The sun is shining, the birds are singing, and the planet is warming. Celebrate Earth Day on April 22 with some climate-awareness and activism events!

Here at Bwog, we do our best to bring your attention to important guest lecturers and special events on campus. If you have a correction or addition, let us know in the comments or email events@bwog.com.

Student Event Spotlight

  • On Friday, April 22, from 11 am to 1 pm EDT, EcoReps will host their Earth Day Festival on Barnard’s Futter Field. Come celebrate the planet with free food, performances, sustainable arts and crafts, a farmer’s market, a thrift store, and succulents!
  • Also on Friday, April 22, from 7 to 9 pm, Columbia University Formula Racing (CUFR) will hold a Spring Car Reveal event where they will showcase our 2022 student-built vehicles. This year, CUFR is competing in-person for the first time since before the pandemic and attempting to race their first electric car in addition to their traditional internal combustion vehicle. The Car Reveal is open to all students and will take place in Carleton Commons. Online registration is required.
  • Also on Friday, April 22, at 7 pm, Alpha Chi Omega will host its annual philanthropy event, Runway Warriors. Runway Warriors is a charity fashion show, with proceeds going directly to Womankind, a New York non-profit that empowers Asian survivors of domestic violence. The event will take place in the Roone Auditorium, with tickets on sale for $9.

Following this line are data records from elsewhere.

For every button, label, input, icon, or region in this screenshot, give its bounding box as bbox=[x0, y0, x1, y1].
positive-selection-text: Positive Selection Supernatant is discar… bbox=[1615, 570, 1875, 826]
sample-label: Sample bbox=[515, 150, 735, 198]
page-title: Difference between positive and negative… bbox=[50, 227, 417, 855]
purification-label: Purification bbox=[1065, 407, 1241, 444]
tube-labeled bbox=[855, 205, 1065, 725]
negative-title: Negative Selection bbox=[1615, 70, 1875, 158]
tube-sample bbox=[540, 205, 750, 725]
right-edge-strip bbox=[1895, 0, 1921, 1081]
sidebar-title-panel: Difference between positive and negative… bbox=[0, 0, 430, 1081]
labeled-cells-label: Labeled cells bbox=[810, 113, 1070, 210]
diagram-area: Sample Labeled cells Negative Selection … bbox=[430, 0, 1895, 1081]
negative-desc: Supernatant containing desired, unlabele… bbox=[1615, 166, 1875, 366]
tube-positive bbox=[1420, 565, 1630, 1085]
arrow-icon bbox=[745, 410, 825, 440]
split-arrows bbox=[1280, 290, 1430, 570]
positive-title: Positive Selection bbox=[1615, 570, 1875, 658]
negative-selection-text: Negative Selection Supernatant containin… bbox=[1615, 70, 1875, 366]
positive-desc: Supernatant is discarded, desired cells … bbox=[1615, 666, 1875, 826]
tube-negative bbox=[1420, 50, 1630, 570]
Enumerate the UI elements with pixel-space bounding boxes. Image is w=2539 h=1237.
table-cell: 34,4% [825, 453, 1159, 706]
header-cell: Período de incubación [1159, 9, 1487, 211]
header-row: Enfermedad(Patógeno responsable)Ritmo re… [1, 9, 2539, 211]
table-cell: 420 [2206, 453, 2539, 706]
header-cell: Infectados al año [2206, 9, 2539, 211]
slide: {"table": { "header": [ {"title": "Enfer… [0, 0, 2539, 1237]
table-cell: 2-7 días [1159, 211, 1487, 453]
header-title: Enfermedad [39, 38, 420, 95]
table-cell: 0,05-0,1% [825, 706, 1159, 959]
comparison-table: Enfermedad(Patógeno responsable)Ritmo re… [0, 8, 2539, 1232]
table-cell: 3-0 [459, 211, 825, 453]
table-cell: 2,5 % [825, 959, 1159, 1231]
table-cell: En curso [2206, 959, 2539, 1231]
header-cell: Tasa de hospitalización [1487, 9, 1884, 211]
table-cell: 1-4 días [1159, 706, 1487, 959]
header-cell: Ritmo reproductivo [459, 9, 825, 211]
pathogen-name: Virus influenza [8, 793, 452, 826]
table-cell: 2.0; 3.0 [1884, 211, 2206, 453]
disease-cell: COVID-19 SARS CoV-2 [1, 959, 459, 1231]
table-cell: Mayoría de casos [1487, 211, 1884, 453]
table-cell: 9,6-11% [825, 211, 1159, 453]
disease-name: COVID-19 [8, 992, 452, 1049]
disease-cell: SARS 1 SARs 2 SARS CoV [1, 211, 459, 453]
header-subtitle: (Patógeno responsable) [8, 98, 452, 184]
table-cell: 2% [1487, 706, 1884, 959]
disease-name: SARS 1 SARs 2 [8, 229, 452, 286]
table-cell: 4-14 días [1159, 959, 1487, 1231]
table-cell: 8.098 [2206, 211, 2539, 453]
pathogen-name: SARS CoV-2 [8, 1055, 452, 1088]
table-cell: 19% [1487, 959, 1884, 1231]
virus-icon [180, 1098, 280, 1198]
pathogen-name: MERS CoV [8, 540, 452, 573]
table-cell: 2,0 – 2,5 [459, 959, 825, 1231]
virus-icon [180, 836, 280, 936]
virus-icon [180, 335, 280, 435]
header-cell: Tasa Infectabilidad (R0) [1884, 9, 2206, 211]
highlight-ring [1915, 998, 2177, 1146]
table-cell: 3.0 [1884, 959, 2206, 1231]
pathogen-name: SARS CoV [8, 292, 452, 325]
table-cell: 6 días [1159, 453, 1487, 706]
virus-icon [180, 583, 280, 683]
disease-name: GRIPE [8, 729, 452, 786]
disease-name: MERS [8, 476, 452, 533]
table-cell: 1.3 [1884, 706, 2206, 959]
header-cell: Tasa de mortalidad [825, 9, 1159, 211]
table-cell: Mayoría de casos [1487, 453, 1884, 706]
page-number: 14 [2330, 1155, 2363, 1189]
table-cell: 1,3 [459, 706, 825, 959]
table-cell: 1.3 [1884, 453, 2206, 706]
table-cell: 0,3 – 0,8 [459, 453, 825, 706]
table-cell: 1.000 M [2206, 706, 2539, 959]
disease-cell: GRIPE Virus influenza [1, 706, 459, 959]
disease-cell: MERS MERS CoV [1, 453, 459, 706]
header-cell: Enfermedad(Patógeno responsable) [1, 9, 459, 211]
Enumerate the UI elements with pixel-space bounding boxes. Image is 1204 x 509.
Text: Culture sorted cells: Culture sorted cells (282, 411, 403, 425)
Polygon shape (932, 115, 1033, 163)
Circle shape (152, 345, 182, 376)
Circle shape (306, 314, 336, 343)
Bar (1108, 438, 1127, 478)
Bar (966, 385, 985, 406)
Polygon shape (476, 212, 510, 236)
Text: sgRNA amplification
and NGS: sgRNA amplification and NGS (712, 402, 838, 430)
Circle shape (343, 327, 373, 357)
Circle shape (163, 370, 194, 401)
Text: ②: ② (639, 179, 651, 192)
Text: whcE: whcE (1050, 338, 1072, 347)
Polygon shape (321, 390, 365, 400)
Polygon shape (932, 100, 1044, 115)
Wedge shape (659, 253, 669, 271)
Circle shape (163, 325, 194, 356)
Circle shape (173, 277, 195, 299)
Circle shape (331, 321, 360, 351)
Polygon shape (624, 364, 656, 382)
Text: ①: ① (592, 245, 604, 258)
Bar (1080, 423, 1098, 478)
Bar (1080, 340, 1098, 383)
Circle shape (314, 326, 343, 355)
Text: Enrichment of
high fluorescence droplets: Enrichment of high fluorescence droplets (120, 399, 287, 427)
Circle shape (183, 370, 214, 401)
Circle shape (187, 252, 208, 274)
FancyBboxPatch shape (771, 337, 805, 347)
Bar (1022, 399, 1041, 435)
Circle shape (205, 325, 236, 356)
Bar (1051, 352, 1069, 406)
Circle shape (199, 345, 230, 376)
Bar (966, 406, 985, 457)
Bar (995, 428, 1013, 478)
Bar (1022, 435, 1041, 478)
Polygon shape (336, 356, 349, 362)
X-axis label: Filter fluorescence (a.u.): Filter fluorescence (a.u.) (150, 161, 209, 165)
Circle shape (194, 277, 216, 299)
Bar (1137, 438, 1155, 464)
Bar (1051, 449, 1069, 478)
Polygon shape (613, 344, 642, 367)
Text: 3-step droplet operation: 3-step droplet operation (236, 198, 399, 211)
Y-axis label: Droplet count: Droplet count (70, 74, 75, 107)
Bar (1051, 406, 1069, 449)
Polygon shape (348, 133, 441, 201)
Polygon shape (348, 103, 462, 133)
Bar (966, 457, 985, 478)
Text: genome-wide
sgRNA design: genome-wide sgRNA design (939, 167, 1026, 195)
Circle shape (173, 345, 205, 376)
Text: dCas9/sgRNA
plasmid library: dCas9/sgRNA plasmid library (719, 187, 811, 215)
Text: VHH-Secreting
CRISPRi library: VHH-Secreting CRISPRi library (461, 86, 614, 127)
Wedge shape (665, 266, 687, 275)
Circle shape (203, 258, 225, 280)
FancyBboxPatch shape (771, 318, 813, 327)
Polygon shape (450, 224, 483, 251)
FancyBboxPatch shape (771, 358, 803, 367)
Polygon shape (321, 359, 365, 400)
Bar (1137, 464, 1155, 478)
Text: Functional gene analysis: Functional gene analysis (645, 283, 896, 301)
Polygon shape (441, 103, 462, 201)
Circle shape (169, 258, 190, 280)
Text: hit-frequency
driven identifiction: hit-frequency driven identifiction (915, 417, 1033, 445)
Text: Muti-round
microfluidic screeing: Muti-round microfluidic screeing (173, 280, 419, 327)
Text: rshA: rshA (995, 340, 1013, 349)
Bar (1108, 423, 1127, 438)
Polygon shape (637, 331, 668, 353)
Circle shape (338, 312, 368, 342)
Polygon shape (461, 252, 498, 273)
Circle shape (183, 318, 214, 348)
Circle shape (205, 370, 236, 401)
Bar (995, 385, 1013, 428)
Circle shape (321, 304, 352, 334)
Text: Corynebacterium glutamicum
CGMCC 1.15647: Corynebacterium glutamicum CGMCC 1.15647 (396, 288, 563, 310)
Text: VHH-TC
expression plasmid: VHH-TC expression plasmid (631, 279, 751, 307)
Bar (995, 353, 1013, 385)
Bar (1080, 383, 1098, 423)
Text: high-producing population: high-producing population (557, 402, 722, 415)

If your club or organization is interested in having your event featured in our weekly roundup, please submit them to events@bwog.com or DM us on Instagram @bwog.

Recommended 

  • On Tuesday, April 19, from 8 to 9 am EDT, is a Zoom meet-and-greet with scientists from Columbia’s Center for Sustainable Development, on the topic of plastic pollution. Climate scientists work on saving the planet by controlling plastic pollution. Attendees will have the opportunity to ask questions about the extent of the plastic pollution and share their ideas for controlling the menace in this interactive panel. The panelists will also discuss the “Mapping Plastic Waste” challenge for secondary school and university students.
  • On Wednesday, April 20, from 4:30 to 6 pm, Columbia Sexual Violence Response will host the online discussion “Unpacking the Man Box: Masculinity and Leadership.” This session will aim to discuss how leadership is expected to be performed, placed upon men, deflected from women and non-binary folks, and how to use that expectation to transform spaces with harmful power structures (i.e., everywhere). The panelists will discuss using their masculinity and leadership to not just lead in work and school spaces, but to lead in our communities as prosocial bystanders when it comes to power-based violence and gender-based harassment. Registration is required.
  • On Thursday, April 21, from 1:30 to 3 pm, the European Institute will present the online webinar “Letter-Writing and Language-Learning: A Case Study from 18th Century Morocco.” The presentation will discuss the work of the Austrian scholar Franz von Dombay (d. 1810), who collected hundreds of personal letters, which he collated in several scrapbooks. While past scholars have done much work to demonstrate the ways in which Dombay excelled in his service across Morocco and the Ottoman Empire during the late eighteenth century, this talk will focus on the pedagogical techniques and practices of his Moroccan teacher, Ḥasan al-Wāfalāwī. Registration is required for this online event.
  • Also on Thursday, April 21, from 6 to 7 pm, the Columbia Climate School will host the Zoom webinar “Climate Change and the Future of Our Cities” over Zoom. As the climate threat accelerates, the call for a rapid and sustained reduction in greenhouse gas emissions grows more urgent. Meeting these demands will require profound changes, and the world’s cities hold tremendous potential and promise for society to make this shift. Panelists Amale Andraos and Andrew Smyth will discuss their groundbreaking work and their concepts for the future of the built environment. Registration is required.
  • Also on Thursday, April 21, from 7 to 9 pm, the Maison Française will screen the 1963 French film The Lovely Month of May (Le joli mai). Le joli mai is a portrait of Paris and Parisians shot during May 1962. It is a film with several thousand actors including a poet, a student, an owl, a housewife, a stockbroker, a competitive dancer, two lovers, General de Gaulle and several cats. Filmed just after the March ceasefire between France and Algeria, Le joli mai documents Paris during a turning point in French history: the first time since 1939 that France was not involved in any war. The screening will take place in Buell Hall’s East Gallery, with RSVP required.
  • On Friday, April 22, from 2 to 4 pm, the Barnard Zine Library will host an Earth Day-themed “Zine-O-Thon” workshop in Butler Library Room 203. The Zine-O-Thon will commence with an all-levels zine-making workshop led by Claudia Acosta. Participants will receive instruction and support for cut-and-paste physical zine making along with a zine kit containing sheets of paper, glue sticks, scissors, deaccessioned magazines from Avery Library, and an Earth Day-themed clip art book with images from the Barnard and Columbia Archives.